La muerte del príncipe
Alfonso, el llamado
Alfonso de Ávila, rey de Castilla, ocurrió el
5 de julio de 1468 en Cardeñosa (Ávila). Aquella
misma noche su cadáver fue llevado por los criados
del obispo de Coria al Monasterio de San Francisco, extramuros
de la ciudad de Arévalo, en el que fue enterrado. El
día 6 el arzobispo Carrillo y Juan Pacheco, maestro
de Santiago, con gran cortejo de caballeros, llevaron a la
princesa Isabel, que contaba 16 años de edad, a la
ciudad de Ávila, al amparo de sus muros, y protegida
por el alcázar real, como la habían sido otros
príncipes y reyes niños en la historia de la
ciudad del Adaja.
En aquellos momentos críticos,
a pesar de las peticiones de los más exaltados partidarios
del bando alfonsino, la princesa Isabel no se proclamó
reina, posiblemente, porque esperaba conocer la reacción
de las ciudades y villas que habían apoyado a Alfonso
y a las que se había anunciado su muerte y pedido el
envío de procuradores a Ávila para tratar el
tema de la sucesión.
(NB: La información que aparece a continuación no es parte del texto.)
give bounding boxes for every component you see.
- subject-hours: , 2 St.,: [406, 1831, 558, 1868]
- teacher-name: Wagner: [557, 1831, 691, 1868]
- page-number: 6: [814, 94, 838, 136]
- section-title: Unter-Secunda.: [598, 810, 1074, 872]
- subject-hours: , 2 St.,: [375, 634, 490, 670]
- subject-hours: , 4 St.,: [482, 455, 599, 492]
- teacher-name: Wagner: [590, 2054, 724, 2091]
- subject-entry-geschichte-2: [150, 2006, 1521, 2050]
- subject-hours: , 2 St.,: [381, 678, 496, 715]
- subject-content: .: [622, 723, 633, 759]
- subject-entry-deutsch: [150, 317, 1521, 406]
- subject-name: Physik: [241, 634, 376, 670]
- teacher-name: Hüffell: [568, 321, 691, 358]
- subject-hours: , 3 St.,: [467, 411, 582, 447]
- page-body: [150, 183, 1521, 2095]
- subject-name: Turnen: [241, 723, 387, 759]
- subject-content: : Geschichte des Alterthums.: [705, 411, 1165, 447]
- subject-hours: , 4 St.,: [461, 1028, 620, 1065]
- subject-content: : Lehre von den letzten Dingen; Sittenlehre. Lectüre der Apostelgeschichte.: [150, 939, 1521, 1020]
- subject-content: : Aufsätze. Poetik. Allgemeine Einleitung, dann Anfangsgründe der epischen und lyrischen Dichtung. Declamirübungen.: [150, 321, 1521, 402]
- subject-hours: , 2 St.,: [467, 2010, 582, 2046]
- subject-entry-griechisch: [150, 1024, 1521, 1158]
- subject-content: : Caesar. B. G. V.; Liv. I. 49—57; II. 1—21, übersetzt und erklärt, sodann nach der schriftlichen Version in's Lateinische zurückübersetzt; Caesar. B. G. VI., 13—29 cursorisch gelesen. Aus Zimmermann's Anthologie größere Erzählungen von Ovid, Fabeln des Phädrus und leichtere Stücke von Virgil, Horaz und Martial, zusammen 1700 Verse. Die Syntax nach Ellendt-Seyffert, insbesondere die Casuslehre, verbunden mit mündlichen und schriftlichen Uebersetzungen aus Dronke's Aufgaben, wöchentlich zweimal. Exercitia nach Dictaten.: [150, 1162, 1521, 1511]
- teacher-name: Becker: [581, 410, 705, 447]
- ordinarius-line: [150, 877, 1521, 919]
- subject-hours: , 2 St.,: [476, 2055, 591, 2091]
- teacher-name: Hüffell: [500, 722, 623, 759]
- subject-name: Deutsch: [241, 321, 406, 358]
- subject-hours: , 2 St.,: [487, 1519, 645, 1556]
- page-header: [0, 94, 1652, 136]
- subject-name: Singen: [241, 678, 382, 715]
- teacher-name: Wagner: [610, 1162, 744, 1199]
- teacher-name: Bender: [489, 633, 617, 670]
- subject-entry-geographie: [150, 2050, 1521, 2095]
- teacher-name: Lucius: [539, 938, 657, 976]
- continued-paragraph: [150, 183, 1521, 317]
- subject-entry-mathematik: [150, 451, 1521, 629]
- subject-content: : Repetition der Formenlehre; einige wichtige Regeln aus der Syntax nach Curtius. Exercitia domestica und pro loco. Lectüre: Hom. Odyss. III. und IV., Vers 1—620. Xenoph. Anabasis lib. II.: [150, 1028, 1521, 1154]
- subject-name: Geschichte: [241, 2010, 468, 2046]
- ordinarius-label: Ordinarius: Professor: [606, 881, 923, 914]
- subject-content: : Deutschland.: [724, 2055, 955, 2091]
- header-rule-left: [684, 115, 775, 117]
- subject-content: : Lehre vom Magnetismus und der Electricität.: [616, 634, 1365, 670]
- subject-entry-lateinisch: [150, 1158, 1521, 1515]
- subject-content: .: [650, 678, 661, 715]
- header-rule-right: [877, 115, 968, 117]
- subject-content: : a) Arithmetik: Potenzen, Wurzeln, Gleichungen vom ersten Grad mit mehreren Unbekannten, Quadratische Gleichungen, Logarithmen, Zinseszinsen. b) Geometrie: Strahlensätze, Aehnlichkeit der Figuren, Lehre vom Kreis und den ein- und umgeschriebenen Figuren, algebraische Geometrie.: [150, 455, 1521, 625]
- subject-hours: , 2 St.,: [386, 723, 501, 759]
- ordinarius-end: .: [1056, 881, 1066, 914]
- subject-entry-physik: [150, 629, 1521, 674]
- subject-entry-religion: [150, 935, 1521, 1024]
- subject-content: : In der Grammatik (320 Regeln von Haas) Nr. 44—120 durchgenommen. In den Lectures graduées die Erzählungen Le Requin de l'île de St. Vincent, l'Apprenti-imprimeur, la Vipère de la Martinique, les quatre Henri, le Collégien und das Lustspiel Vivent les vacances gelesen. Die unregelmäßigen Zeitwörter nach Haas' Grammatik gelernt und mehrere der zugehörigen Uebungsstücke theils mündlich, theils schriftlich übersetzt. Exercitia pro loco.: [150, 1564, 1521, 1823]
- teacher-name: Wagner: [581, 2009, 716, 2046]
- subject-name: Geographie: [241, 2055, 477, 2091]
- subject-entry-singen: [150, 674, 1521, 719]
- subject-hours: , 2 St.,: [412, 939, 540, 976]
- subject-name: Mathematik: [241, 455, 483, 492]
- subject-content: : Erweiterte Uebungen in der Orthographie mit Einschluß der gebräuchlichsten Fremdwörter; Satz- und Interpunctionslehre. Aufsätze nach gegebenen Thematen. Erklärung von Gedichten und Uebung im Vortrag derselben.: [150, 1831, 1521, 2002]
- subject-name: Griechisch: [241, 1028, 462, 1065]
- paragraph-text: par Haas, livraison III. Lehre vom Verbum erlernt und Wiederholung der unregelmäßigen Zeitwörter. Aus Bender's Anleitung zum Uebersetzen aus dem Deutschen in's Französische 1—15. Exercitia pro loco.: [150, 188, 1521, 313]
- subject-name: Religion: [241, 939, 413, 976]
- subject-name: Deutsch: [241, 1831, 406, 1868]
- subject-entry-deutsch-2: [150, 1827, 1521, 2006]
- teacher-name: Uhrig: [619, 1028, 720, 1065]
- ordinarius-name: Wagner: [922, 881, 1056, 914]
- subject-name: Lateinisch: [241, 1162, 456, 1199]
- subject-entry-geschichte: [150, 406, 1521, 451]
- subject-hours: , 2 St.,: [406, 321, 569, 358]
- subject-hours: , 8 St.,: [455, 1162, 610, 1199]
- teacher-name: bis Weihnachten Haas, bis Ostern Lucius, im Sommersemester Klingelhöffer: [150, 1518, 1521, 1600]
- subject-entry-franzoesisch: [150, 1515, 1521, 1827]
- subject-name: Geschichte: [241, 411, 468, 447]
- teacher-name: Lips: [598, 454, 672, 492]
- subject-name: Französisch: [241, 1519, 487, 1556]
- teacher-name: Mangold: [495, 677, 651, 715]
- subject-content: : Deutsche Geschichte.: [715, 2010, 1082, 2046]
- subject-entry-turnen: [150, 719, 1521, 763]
La princesa Isabel, probablemente,
ya había madurado los principios que orientarían
su actuación posterior: el respeto a la legitimidad
de Juana -ilegitimidad que se basaba en considerar la nulidad
de matrimonio de Enrique IV
con la reina Juana de Portugal, en el mismo sentido que figurará
en la Concordia de
los Toros de Guisaldo-.
La actitud de Isabel fue de
extremada prudencia ya que, aunque fue proclamada reina en
Sevilla, no todas las villas y ciudades apoyaron su coronación;
incluso Burgos se proclamó fiel al rey, lo mismo que
el arzobispo de Sevilla y los condes de Plasencia, Benavente
y Miranda, que juraron obediencia a Enrique IV. Se estaba
debilitando el partido favorable a Isabel, aunque solo fue
por el desconcierto que producía el tema sucesorio;
al mismo tiempo, se fortalecía la posición del
rey al que también apoyaba la Junta de la Hermandad.